Propos recueillis par Arielle Meyer MacLeod

Pascal Rambert écrit comme il respire, et comme il parle, par associations qui s’enchaînent et s’envolent, des images qui vont là puis ailleurs, un auteur et metteur en scène qui a son propre style, sa propre voix.


"Je n’ai aucune imagination, je suis vide dit-il, ma position c’est de me mettre dans cet état de totale réception. Je rentre dans chacun des acteurs pour lesquels j’écris. Je me mets sous influence. J’adore ça."


Il écrit avec une voix dans l’oreille, celle d’Yvette Théraulaz, une des actrices de STARs, qui "a une texture, une tessiture si singulière", dit-il encore, "que je l’ai captée tout de suite".


Je lui demande de décrire ce projet, STARs, il démarre tout de suite, au pas de course.
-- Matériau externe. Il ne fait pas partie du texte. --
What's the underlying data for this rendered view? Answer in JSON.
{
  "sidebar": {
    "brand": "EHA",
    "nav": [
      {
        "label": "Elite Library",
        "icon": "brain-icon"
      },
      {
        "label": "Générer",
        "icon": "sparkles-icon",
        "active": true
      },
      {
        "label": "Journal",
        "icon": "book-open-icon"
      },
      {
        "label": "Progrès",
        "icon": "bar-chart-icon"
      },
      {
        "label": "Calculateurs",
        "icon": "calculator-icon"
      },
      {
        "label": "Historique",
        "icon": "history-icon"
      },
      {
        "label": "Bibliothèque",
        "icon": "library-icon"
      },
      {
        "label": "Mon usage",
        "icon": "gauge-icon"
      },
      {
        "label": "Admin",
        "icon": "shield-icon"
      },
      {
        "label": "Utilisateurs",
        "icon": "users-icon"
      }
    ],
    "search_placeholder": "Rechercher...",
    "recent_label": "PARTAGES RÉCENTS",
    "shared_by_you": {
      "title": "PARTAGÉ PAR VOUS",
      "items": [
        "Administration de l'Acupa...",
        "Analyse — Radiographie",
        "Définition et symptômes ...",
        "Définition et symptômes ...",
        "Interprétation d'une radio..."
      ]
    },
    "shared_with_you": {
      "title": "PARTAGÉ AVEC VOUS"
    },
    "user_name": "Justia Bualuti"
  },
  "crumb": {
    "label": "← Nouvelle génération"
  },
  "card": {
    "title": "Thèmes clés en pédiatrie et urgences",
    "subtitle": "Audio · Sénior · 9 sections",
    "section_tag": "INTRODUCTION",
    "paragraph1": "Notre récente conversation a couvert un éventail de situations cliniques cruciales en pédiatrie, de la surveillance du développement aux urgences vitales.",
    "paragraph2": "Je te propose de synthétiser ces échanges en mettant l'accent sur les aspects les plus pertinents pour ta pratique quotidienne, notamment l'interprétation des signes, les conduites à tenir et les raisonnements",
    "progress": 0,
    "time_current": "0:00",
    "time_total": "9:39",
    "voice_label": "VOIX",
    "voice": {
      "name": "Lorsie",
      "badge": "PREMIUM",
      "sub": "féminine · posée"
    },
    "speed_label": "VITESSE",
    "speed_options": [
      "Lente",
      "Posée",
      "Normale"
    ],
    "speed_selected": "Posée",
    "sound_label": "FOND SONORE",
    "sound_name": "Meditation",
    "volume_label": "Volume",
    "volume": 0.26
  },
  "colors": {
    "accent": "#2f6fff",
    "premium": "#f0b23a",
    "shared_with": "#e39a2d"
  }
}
Il faut le freiner, revenir en arrière, pour comprendre comment ce projet s’est construit, comment ces étoiles ont germé dans sa tête, comment peu à peu elles ont vu le jour, se sont rencontrées, comment il a choisi de mettre ensemble des histoires de vies et la trajectoire des étoiles dans le ciel. Les vies de six personnes travaillant en Suisse dans la société du service et la parole de Frédéric Plazy, qui, avant d’être un homme du théâtre, avant de devenir directeur de la Haute École de théâtre de Suisse romande, était astrophysicien.




Comment est né ce projet STARs ?


La Suisse est tout près de la France et pourtant lorsque j’y viens je suis en terre étrangère. J’aime ici le fond sonore, où y distingue plusieurs langues, de l’anglais, un français légèrement différent dans son accent, de l’italien, beaucoup d’espagnol d’Amérique du Sud. La Suisse et la France n’ont pas la même histoire, l’immigration, comme la société du service, y est très différente.
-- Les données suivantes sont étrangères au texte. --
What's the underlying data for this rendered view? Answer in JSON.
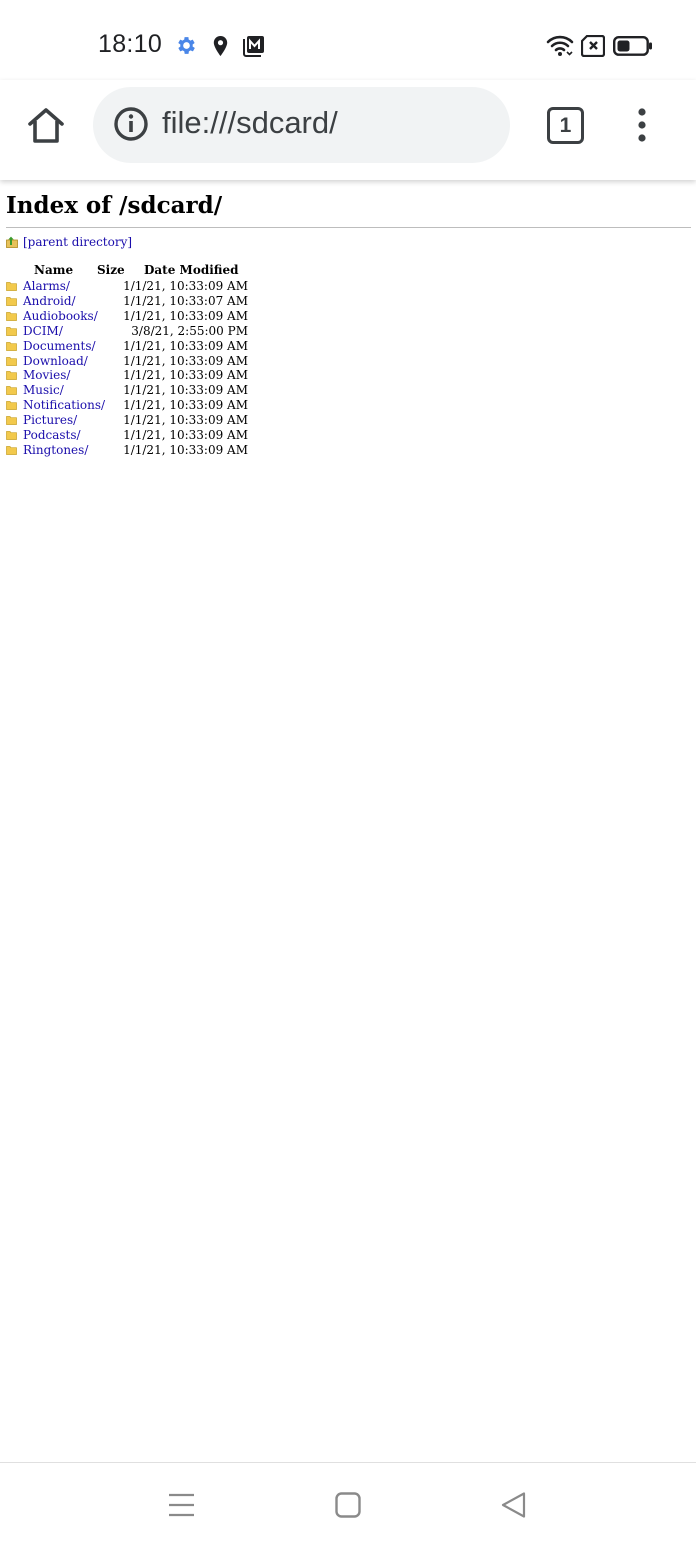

Alors quand Denis et Natacha m’ont proposé de faire un spectacle à la Comédie, je me suis dit "je vais faire ça", un spectacle qui parle de personnes appartenant à la société du service, ici, en Suisse.


Lorsque je dirigeais le théâtre de Gennevilliers à Paris, je croisais tous les jours les femmes de ménage qui étaient des femmes noires. J’arrivais au théâtre alors qu’elles étaient déjà en train de partir, elles avaient déjà nettoyé les bureaux, lavé les sols, vidé les corbeilles. J’ai commencé à parler avec elles. Et je me suis rendu compte que dans notre milieu artistique dit de gauche, personne ne leur adressait même un bonjour, les acteurs et les actrices les voyaient à peine.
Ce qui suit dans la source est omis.